I was suffocating when I was married. Now that I have escaped, I still can’t really breathe. But, I believe that maybe a few too many drinks and some soul-searching in Key West with the man who passed his messes on to me would be just the sort of breathing I could possibly do.

1 comment:

  1. I don’t mind being a fucking mess, especially when I am aware of it. Awareness gives me the ability to find that crooked space where I find comfort in touching my spirituality through the soft lens of my addictions. I never really minded being an addict all that much. It seemed to bother everyone else though, so I embraced a semblance of responsibility that enabled me to keep the bent wheels on the tottering cart of my marriage out of the divorce rut for a few more uneven years. I did it for you, but now it appears I did it to you.

    I could have slipped away when you were three and let you become someone else, but instead I stayed long enough to give you a choice. I imprinted you and tainted you with my music and my attitudes… things which contributed to the pell-mell exodus to Milwaukee. The move gave you the other side of your choice and left me in the hell of my own construction.
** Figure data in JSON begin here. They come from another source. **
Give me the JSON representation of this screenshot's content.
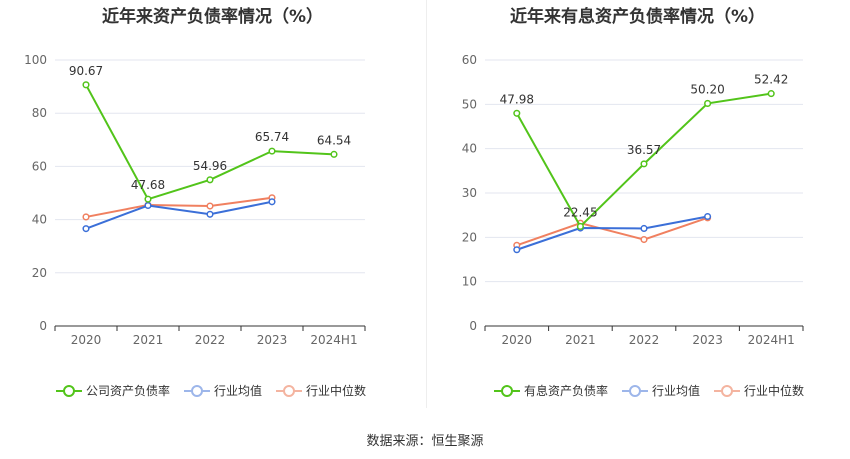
{
  "source_text": "数据来源：恒生聚源",
  "colors": {
    "primary": "#52c41a",
    "average": "#3b6fd8",
    "median": "#f08060",
    "grid": "#e3e6ef",
    "axis": "#666666"
  },
  "chart_data": [
    {
      "type": "line",
      "title": "近年来资产负债率情况（%）",
      "categories": [
        "2020",
        "2021",
        "2022",
        "2023",
        "2024H1"
      ],
      "ylim": [
        0,
        100
      ],
      "yticks": [
        0,
        20,
        40,
        60,
        80,
        100
      ],
      "grid": true,
      "legend_position": "bottom",
      "series": [
        {
          "name": "公司资产负债率",
          "color": "#52c41a",
          "values": [
            90.67,
            47.68,
            54.96,
            65.74,
            64.54
          ],
          "labels": [
            "90.67",
            "47.68",
            "54.96",
            "65.74",
            "64.54"
          ]
        },
        {
          "name": "行业均值",
          "color": "#3b6fd8",
          "values": [
            36.6,
            45.3,
            42.0,
            46.7,
            null
          ],
          "labels": []
        },
        {
          "name": "行业中位数",
          "color": "#f08060",
          "values": [
            41.0,
            45.5,
            45.1,
            48.2,
            null
          ],
          "labels": []
        }
      ]
    },
    {
      "type": "line",
      "title": "近年来有息资产负债率情况（%）",
      "categories": [
        "2020",
        "2021",
        "2022",
        "2023",
        "2024H1"
      ],
      "ylim": [
        0,
        60
      ],
      "yticks": [
        0,
        10,
        20,
        30,
        40,
        50,
        60
      ],
      "grid": true,
      "legend_position": "bottom",
      "series": [
        {
          "name": "有息资产负债率",
          "color": "#52c41a",
          "values": [
            47.98,
            22.45,
            36.57,
            50.2,
            52.42
          ],
          "labels": [
            "47.98",
            "22.45",
            "36.57",
            "50.20",
            "52.42"
          ]
        },
        {
          "name": "行业均值",
          "color": "#3b6fd8",
          "values": [
            17.2,
            22.1,
            22.0,
            24.7,
            null
          ],
          "labels": []
        },
        {
          "name": "行业中位数",
          "color": "#f08060",
          "values": [
            18.2,
            23.2,
            19.5,
            24.4,
            null
          ],
          "labels": []
        }
      ]
    }
  ]
}
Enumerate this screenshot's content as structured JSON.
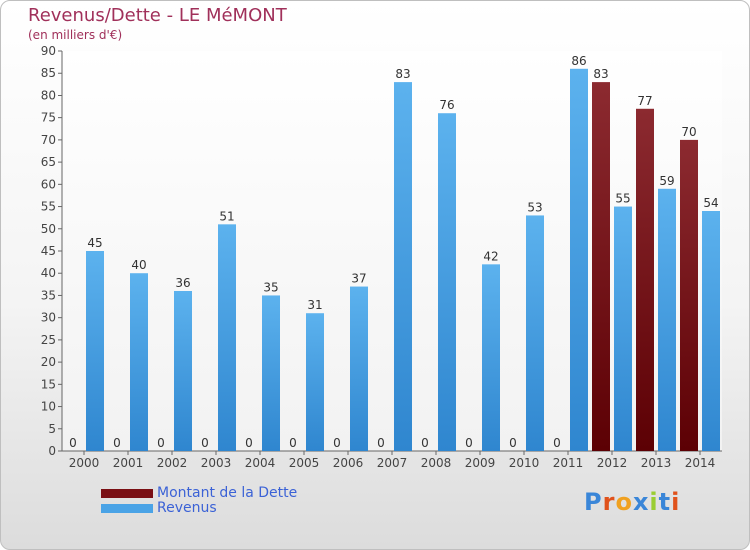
{
  "header": {
    "title": "Revenus/Dette - LE MéMONT",
    "subtitle": "(en milliers d'€)"
  },
  "legend": {
    "items": [
      {
        "label": "Montant de la Dette",
        "color": "#7a0f14"
      },
      {
        "label": "Revenus",
        "color": "#4aa3e6"
      }
    ]
  },
  "logo": {
    "text": "Proxiti",
    "letters": [
      "P",
      "r",
      "o",
      "x",
      "i",
      "t",
      "i"
    ],
    "colors": [
      "#3a86d8",
      "#e0521b",
      "#f0a120",
      "#3a86d8",
      "#9acd32",
      "#3a86d8",
      "#e0521b"
    ]
  },
  "chart_data": {
    "type": "bar",
    "title": "Revenus/Dette - LE MéMONT",
    "ylabel": "(en milliers d'€)",
    "categories": [
      "2000",
      "2001",
      "2002",
      "2003",
      "2004",
      "2005",
      "2006",
      "2007",
      "2008",
      "2009",
      "2010",
      "2011",
      "2012",
      "2013",
      "2014"
    ],
    "series": [
      {
        "name": "Montant de la Dette",
        "color": "#7a0f14",
        "values": [
          0,
          0,
          0,
          0,
          0,
          0,
          0,
          0,
          0,
          0,
          0,
          0,
          83,
          77,
          70
        ]
      },
      {
        "name": "Revenus",
        "color": "#4aa3e6",
        "values": [
          45,
          40,
          36,
          51,
          35,
          31,
          37,
          83,
          76,
          42,
          53,
          86,
          55,
          59,
          54
        ]
      }
    ],
    "ylim": [
      0,
      90
    ],
    "yticks": [
      0,
      5,
      10,
      15,
      20,
      25,
      30,
      35,
      40,
      45,
      50,
      55,
      60,
      65,
      70,
      75,
      80,
      85,
      90
    ],
    "grid": false,
    "legend_position": "bottom-left"
  }
}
    The seventeen year pay-off is bitter-sweet. You are finding your own way, but I recognize some of those paths. Never fear though…. I have no words of caution or advice for you… no desire to make you choke on the piss-water piety that starts off with “When I was your age…” Who the fuck cares, right? You go for it on your own and enjoy your own crash and burns… who knows? Maybe some of them will resemble mine enough for us to swap a story or two.

    Make no mistake. I am a whiskey man. Irish, not Scotch. Don’t want the pretense, just the white-trash burn of the Dublin pubs… Jameson, Tullamore Dew, Bushmills, Knappogue Castle. And just pour it in the glass without any other shit mixed in it. I’ll take the vodka too… but give me the cheap shit so I can feel my demons when I drink it from the brown bag.

    Maybe someday your Key West vision becomes a reality… I live in that vision a lot. Your image of me writing is close….but the parchment and Cross pen is reserved for special occasions… I mostly scrunch at the keyboard swirling the drink through my teeth wishing I was Hemingway in his white-washed house in Key West, writing brilliantly and drinking to perfection. But for now I will dream of flirting with the bartender, tilting my glass and meeting your eyes in an easy non-committal glance… enough to let you know I saw you and love more than ever.